Wald ratios were calculated for all SNPs. These were meta-analysed using the IVW, MR-Egger and maximum likelihood methods, including a linkage disequilibrium matrix to account for correlation between SNPs; this function uses the R package “MendelianRandomization” version 0.4.229. Forest plots were produced using the R package “forestplot”.

Where >2 SNPs were available per exposure, we assessed whether the MR-Egger intercept significantly deviated from zero, as well as Cochran’s Q and I2 methods to test for heterogeneity between Wald ratios62. FDR-corrected p-values were calculated within each exposure-outcome combination to correct for multiple testing. In the discovery study for PD risk and the PD progression studies, we considered FDR < 0.05 significant. In the replication studies for PD risk and age at onset, as well as the pQTL study, we considered nominal p < 0.05 significant.

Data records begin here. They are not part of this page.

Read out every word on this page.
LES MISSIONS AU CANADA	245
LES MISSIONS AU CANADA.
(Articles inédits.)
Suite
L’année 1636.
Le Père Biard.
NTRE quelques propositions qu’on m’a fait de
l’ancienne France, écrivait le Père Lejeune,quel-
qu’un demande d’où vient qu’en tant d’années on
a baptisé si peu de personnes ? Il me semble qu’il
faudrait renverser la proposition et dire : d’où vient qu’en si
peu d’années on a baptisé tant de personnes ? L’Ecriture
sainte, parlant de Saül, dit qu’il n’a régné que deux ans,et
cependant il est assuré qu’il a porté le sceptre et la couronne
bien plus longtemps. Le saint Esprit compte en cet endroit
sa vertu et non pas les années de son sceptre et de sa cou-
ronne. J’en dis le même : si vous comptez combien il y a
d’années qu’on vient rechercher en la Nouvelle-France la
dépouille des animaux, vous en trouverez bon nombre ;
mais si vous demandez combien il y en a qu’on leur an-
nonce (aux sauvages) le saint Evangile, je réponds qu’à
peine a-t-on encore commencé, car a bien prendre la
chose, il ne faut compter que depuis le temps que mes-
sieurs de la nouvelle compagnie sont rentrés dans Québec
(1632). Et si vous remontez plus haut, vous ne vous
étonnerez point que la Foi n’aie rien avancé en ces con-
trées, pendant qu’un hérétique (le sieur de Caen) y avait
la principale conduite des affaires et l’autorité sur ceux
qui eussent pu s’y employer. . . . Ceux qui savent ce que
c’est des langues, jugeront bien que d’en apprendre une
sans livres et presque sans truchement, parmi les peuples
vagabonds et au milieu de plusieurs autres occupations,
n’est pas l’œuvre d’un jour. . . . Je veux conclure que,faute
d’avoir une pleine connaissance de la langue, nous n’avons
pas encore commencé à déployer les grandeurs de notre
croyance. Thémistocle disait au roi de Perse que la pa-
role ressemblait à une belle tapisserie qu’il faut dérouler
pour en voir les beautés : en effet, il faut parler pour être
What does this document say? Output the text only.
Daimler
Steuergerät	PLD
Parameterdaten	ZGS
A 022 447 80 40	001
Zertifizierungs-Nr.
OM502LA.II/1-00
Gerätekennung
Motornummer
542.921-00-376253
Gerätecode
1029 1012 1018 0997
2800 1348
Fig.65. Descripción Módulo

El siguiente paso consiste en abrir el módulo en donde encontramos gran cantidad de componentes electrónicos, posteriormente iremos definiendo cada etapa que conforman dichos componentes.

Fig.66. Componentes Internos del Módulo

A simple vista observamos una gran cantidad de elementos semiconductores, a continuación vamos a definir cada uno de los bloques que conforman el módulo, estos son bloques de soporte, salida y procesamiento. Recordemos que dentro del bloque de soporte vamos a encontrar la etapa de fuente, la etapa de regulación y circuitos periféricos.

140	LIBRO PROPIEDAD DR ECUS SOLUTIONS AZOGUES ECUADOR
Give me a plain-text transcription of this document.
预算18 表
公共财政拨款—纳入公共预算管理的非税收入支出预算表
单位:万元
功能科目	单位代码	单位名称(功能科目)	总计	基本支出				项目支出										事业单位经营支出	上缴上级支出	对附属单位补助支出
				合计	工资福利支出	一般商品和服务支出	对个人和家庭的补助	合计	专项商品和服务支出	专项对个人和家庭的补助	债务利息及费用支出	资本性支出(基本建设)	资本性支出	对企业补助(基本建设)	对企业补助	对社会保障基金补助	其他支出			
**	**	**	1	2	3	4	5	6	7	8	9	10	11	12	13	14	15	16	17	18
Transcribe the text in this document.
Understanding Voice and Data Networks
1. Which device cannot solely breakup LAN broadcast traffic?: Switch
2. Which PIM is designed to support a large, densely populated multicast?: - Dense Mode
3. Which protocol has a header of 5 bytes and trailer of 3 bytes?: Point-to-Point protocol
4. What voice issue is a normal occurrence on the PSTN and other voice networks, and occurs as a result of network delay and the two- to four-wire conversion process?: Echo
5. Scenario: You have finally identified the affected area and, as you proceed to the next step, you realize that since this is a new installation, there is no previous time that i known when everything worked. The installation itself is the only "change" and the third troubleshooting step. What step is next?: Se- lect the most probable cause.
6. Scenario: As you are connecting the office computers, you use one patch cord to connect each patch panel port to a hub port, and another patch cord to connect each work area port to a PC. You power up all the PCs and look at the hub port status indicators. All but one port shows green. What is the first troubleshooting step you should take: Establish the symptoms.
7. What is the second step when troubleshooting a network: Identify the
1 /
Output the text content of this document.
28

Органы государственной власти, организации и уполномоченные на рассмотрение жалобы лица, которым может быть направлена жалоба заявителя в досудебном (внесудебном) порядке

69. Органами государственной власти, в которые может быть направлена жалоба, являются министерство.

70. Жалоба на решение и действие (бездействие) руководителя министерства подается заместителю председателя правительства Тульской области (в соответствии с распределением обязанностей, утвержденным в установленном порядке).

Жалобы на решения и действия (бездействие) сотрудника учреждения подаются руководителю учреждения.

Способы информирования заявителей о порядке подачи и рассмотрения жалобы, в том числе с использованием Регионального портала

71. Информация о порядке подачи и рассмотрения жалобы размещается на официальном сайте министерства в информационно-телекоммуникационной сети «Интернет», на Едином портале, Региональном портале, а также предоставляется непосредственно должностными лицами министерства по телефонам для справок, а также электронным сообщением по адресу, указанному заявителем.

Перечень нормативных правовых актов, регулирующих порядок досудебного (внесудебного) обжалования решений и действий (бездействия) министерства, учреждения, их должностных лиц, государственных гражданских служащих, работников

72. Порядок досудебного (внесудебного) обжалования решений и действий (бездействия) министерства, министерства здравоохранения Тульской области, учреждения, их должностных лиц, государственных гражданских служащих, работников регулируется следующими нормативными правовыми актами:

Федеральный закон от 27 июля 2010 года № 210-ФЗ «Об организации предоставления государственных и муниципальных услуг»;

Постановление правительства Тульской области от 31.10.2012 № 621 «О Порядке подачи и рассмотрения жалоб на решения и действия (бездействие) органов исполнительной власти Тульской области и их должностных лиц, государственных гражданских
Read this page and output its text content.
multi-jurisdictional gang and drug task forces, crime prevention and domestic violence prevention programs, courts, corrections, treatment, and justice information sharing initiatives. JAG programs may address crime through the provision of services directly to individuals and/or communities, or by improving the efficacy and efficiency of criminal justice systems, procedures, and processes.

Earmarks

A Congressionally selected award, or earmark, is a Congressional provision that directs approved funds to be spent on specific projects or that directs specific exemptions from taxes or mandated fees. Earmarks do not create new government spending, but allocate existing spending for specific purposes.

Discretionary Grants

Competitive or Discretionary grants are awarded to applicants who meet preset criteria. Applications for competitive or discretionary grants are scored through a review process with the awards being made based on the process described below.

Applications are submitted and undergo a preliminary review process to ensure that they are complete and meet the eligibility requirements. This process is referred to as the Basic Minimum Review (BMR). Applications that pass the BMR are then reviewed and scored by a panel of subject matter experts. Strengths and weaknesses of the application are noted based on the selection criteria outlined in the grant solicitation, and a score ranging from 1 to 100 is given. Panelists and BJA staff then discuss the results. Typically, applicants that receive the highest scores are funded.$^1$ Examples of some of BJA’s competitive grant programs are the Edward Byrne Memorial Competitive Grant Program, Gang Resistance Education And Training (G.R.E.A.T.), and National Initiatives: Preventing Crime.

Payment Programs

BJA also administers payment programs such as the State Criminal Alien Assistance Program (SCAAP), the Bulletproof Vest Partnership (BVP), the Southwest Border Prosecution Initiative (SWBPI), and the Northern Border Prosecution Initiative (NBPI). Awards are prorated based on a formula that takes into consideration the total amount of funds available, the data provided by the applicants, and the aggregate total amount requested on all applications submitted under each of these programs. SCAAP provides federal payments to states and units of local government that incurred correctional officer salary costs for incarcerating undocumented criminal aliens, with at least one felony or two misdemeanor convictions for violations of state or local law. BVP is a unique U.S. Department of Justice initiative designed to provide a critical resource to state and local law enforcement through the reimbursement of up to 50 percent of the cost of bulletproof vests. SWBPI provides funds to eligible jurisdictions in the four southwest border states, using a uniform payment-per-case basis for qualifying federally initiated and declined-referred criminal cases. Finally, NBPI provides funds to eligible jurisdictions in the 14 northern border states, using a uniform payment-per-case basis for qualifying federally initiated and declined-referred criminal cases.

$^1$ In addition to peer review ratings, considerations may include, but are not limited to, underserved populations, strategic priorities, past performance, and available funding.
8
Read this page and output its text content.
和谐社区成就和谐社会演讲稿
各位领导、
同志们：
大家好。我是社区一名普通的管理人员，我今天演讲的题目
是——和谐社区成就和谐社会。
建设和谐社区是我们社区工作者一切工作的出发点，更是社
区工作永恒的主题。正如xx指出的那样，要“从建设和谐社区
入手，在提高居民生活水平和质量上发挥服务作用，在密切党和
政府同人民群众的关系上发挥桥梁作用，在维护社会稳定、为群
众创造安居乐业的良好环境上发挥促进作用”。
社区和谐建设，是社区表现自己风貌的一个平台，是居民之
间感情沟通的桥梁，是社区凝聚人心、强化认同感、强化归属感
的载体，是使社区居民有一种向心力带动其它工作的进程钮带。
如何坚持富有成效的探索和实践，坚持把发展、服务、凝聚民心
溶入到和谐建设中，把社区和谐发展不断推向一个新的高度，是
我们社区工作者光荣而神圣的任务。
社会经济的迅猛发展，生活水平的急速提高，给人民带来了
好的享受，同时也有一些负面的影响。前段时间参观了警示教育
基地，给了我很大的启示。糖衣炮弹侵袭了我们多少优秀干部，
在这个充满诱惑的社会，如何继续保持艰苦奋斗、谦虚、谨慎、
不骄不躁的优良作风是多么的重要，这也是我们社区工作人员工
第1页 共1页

For genes which reached significance using the IVW method (>1 SNP available), we carried out another MR analysis, clumping at \({r}^{2} < \,0.001\). If >1–2 SNPs were available at this clumping threshold, Wald ratios were meta-analysed using the IVW, MR-Egger, weighted mode and weighted median methods.

Colocalization

We carried out a colocalization analysis for PD risk, age at onset and progression outcomes using the R package “coloc”31. We harmonized exposure and outcome datasets using the “TwoSampleMR” package. We used default priors: \(p1={10}^{-4}\), \(p2={10}^{-4}\), \(p12={10}^{-5}\). p1, p2 and p12 are the prior probabilities that a SNP in the tested region is significantly associated with expression of the tested gene, the tested PD outcome, or both, respectively. The colocalization yields posterior probabilities corresponding to one of five hypotheses: PPH0, no association with either trait; PPH1, association with expression of the gene, but not the PD trait; PPH2, association with the PD trait, but not expression of the gene; PPH3, association with the PD trait and expression of the gene, with distinct causal variants; PPH4, association with the PD trait and expression of the gene, with a shared causal variant31. A low PPH3 and PPH4 in combination with a high PPH0, PPH1 and/or PPH2 indicates limited power in the colocalization analysis31. We therefore restricted our analysis to genes reaching \(PPH3+PPH4\ge 0.8\).

Reporting summary

Further information on research design is available in the Nature Research Reporting Summary linked to this article.